Hummel was the designer of the Hummel Bird and UltraCruiser as well as his one-of-a-kind design, the Eagle. In the 1970s, he decided he wanted a metal light plane, so he built one and flew it to Oshkosh. The HummelBird caught the attention of like-minded builders and Hummel was soon selling plans for it. His follow-on Ultracruiser was designed to be able to fit the Part 103 Ultralight category.
In an interview with LeRoy Cook last year, Hummel talked about some of the first memories he could recall, a Standard airmail plane flying overhead on the Detroit-to-Chicago run, and watching huge dirigibles, the Macon and Los Angeles, floating by. From early childhood he was into rubber band-powered model airplanes and model rockets. He carved his own props and made his own solid-fuel powerplants.

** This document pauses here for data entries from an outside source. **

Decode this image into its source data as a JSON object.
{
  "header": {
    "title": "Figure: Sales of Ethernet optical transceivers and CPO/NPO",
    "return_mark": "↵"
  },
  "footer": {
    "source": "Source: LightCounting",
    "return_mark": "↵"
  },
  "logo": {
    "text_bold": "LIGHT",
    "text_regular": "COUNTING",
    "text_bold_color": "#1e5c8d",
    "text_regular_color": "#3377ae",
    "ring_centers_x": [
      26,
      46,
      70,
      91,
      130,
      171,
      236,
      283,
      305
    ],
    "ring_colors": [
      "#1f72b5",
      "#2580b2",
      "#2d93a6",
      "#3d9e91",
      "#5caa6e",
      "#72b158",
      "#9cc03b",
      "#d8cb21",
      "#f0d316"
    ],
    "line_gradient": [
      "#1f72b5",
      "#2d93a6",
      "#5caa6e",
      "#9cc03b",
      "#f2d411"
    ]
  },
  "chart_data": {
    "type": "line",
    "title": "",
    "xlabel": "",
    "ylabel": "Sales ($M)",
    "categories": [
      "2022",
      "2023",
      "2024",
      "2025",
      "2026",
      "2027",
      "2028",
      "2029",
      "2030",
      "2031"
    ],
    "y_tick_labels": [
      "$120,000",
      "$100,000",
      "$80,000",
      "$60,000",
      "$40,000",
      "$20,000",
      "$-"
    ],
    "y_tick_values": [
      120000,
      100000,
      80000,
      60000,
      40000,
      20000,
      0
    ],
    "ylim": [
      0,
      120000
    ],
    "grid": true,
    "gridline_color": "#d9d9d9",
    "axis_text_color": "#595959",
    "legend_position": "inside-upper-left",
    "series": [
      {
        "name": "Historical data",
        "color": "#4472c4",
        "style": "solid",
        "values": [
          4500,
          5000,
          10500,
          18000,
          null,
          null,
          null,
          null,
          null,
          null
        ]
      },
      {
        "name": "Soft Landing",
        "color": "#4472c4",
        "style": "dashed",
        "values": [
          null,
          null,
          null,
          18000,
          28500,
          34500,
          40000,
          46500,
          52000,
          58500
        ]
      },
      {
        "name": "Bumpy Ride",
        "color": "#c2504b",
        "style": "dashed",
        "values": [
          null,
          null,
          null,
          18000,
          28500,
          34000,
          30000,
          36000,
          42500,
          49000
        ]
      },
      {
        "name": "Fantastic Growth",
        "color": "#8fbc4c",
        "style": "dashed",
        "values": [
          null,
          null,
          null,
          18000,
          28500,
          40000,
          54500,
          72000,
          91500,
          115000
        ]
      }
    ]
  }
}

Hummel continued to enjoy spending time with airplane people, and had attended an EAA chapter meeting the evening before he died.
Howard Levy started photographing airplanes near his Brooklyn home when he was 15 years old. He went on to serve as a photographer in the Air Corps during WW-II in Africa and Italy. He contributed hundreds of photographs and stories to KITPLANES and other aviation publications for decades, and he was a fixture at major airshows, camera looped around his neck, both in the U.S. and worldwide. His award-winning collection of thousands of photos, meticulously documented, includes many one-of-a-kind aircraft.
Levy was a founding member of American Aviation Historical Society as well as the Aviation/Space Writers Association. He lived in Freehold, New Jersey.